Peanut Butter & Chocolate Chunk Cookies
These gooey, chocolatey Peanut Butter & Chocolate Chunk Cookies have all the best flavors. Salty, sweet, nutty & so addicting.
- 1 stick unsalted butter softened
- 1/2 cup sugar
- ⅓ cup dark brown sugar packed
- ⅓ cup peanut butter unsweetened
- 1 tsp vanilla extract
- 1 large egg
- 1⅓ cups all purpose flour
- 1 tsp kosher salt
- ½ tsp baking soda
- 1 cup chopped chocolate dark, milk or semi-sweet
Pre-heat your oven to 350°
In a stand mixer fitted with a paddle attachment or a mixing bowl using a hand-held mixer, add your butter, peanut butter & sugars. Beat for 2 minutes on medium. Next add in the vanilla and egg. Beat just until incorporated.
Add in the flour, baking soda & salt and continue to mix until there are no dry patches of flour left. Fold in your chopped chocolate. Reserve some for topping.
Using your ice cream scooper or cup measure, scoop your cookie onto a sheet pan lined with parchment paper.
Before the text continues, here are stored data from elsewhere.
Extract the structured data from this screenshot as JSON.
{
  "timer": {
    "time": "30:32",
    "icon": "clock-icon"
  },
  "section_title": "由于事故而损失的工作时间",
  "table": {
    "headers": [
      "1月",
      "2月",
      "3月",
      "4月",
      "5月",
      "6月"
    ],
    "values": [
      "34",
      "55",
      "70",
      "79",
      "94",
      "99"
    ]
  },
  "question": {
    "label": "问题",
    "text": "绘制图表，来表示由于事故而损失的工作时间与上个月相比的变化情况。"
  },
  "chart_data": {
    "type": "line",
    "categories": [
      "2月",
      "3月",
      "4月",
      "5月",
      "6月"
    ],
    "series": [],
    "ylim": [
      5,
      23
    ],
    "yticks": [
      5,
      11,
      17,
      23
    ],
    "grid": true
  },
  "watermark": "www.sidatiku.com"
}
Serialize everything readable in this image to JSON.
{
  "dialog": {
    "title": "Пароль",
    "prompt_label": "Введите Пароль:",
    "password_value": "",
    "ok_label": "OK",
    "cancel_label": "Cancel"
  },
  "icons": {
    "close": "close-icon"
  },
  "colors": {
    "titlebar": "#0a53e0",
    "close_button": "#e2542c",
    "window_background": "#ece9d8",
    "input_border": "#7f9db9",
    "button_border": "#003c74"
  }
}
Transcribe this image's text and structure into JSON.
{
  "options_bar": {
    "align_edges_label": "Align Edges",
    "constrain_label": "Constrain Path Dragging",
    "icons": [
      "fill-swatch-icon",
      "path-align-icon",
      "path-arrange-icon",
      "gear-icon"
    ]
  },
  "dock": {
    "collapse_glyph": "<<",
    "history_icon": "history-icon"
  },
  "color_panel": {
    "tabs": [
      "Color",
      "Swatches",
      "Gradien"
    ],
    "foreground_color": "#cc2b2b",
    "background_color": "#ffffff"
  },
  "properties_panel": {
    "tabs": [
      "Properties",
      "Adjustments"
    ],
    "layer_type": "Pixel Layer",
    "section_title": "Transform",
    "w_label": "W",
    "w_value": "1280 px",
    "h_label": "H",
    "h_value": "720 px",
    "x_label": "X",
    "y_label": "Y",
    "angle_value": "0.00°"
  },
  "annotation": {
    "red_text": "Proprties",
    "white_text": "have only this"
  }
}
Top with salt and more chocolate (optional). Bake for 12 minutes. Allow them to cool on the baking tray before eating. Enjoy!
- This recipes makes 8-10 cookies. I use this ice cream scooper.
- You can also use almond butter or any other nut butt that you prefer instead.
- You can refrigerate the cookies overnight if you want a more flavorful cookies. I think cookies always taste best when made the next day. Just allow them to come to room temp before baking them.
- Let the cookies cool on the baking tray as they will continue cooking.